Vivo in un’area rurale, a volte vado dagli sparuti vicini di casa – tutti accumulatori – a chiedere in prestito vecchi e nuovi numeri di giornali locali. Non spiego loro che li cerco per i necrologi. Conoscendo la natura riservata e vagamente gotica del profondo Veneto non credo, in ogni caso, che farebbero una piega.
Li sfoglio per vedere cosa c’è scritto tra le righe. Lo faccio così a lungo che a un certo punto leggendo i titoli “Scopri la crioterapia” e “Urne preoccupanti” penso a tutt’altro che a trattamenti estetici ed elezioni statunitensi. Sul pavimento si accumulano Tribune di Treviso, Gazzettini, Corrieri delle Alpi e periodici della diocesi. Mi ricordano Afterlife, serie in streaming su Netflix. Di e con Ricky Gervais, narra il tortuoso percorso nel lutto di un vedovo di mezza età, Tony, che lavora per un giornale locale, the Tambury Gazette, assurdo bestiario sul quale non sfigurerebbero argomenti quali “ladri di castagne, proprietari sul piede di guerra” o “lo scapolo più longevo della provincia”.
Tornando ai necrologi noto che a volte sono sparsi nello spazio dei vivi, tra le notizie; altre se ne stanno raggruppati insieme ad aste giudiziarie, immobili, lavoro, motori, negozi. L’operazione ha una sua logica e, in modo più o meno cosciente, restituisce alla morte il suo posto in un quotidiano fatto anche di ricerca di un impiego, di un usato garantito, di un monolocale. Un’altra cosa facile a notarsi è la differenza tra i necrologi estivi e quelli che si avvicinano all’autunno della seconda ondata: se d’estate ci si spegne “serenamente circondati dall’affetto dei propri cari” in seguito le cose vanno in modo diverso.
Un anno fa stavo parlando del mio ultimo libro, un romanzo sulle pratiche contemporanee del lutto, in una libreria indipendente di Trento. All’evento presenziarono anche Carmelo Passalacqua, allora direttore dei servizi funerari del Comune, e Joseph Tassone, operatore funebre. In un attimo, quella che era una presentazione, si è trasformata in una specie di Death Cafe, uno spazio confortevole per confrontarsi sul tema della morte con dei professionisti del settore. Un anno dopo è a loro, e alla nuova direttrice Marcella Seppi, che mi sono rivolta per capire che cosa è successo negli ultimi mesi tra le righe dei necrologi.

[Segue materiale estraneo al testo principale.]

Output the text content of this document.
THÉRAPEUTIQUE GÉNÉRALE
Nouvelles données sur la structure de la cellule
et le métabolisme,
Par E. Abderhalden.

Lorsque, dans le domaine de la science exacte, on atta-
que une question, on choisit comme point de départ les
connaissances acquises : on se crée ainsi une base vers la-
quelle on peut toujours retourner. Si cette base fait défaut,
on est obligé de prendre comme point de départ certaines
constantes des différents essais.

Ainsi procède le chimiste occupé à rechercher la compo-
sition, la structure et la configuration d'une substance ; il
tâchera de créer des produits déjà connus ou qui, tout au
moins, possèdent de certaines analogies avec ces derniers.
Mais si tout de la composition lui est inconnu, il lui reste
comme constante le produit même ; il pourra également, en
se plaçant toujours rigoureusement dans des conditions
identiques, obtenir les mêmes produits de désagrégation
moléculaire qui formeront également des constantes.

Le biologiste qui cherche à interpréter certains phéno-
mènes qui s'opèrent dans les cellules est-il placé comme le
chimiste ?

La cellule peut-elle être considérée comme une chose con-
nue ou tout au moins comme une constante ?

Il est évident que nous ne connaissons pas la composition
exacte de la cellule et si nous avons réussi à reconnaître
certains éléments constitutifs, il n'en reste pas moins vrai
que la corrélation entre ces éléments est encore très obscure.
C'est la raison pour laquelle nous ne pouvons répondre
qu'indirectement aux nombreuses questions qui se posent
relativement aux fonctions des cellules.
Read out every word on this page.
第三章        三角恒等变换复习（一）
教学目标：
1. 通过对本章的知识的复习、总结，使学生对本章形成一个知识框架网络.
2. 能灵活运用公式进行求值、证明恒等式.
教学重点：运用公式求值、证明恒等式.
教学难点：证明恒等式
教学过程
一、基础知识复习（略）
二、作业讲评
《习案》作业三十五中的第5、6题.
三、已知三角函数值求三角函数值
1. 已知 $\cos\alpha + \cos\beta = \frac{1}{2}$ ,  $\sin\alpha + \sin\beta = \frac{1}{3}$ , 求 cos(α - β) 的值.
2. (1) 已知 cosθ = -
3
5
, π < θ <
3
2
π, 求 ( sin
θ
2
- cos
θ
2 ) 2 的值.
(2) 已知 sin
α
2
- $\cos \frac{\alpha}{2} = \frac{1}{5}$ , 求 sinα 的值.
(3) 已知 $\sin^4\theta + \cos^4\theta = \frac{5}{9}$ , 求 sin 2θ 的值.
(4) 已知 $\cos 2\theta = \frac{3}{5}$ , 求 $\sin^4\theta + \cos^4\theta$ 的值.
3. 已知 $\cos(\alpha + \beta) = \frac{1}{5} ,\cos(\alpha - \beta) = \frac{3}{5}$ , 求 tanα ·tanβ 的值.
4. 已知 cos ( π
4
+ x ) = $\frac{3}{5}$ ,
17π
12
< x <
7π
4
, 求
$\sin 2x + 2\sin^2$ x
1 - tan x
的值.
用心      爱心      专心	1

La gestione dei servizi di Trento
La gestione dei servizi di Trento è atipica, in quanto oltre a quello cimiteriale comprende anche un servizio di pompe funebri totalmente pubblico. Carmelo Passalacqua è andato in pensione a gennaio, ma nei mesi a seguire ha continuato a stare al fianco dei suoi ex operatori.
Degli eventi di marzo ricorda come abbiano rappresentato un trauma anche per loro. Ai defunti per Coronavirus non si poteva praticare la vestizione, venivano avvolti in un lenzuolo, disinfettati e portati a cremazione senza cerimoniale. Chi aveva un congiunto degente in una struttura per anziani sa bene che questo ha significato non poter vedere più il proprio caro se non all’interno di un’urna. Passalacqua spiega che «Lavorare in quelle condizioni è stato un grande dolore. Perciò con la Fase 2 abbiamo dedicato una piccola cerimonia alle famiglie dei cremati per direttissima».
L’operatore cimiteriale Joseph Tassone, dal canto suo, dice che ora la situazione è numericamente peggiore rispetto alla prima ondata, ma è anche diventata un’assurda normalità. Il processo è stato graduale, ma il vero cambiamento per lui è arrivato la domenica di marzo in cui gli hanno annunciato la chiusura delle chiese. «Il giorno seguente avevamo già steso un primo protocollo ed eravamo partiti con i funerali all’aperto. Spesso non vi presenziava nessuno perché erano tutti in quarantena, ma in quelle mattine spettrali svolgevamo ugualmente la funzione ridotta, procedendo da soli in corteo dalle camere al sagrato, e se veniva chiesto facevamo delle foto da inviare ai parenti. Che si trattasse di reggere acquasantiere o improvvisarsi cerimonieri laici, abbiamo fatto tutto il possibile».
I protocolli valgono per tutti, così i musulmani si vedono negato il lavaggio rituale, la sepoltura entro le ventiquattro ore dal decesso e le altre pratiche previste dall’Islam:«questo è il primo cimitero in Trentino ad avere un campo islamico e da anni abbiamo stretto una convenzione con la comunità, che ci permette di raggiungere i compromessi necessari anche in questo periodo terribile».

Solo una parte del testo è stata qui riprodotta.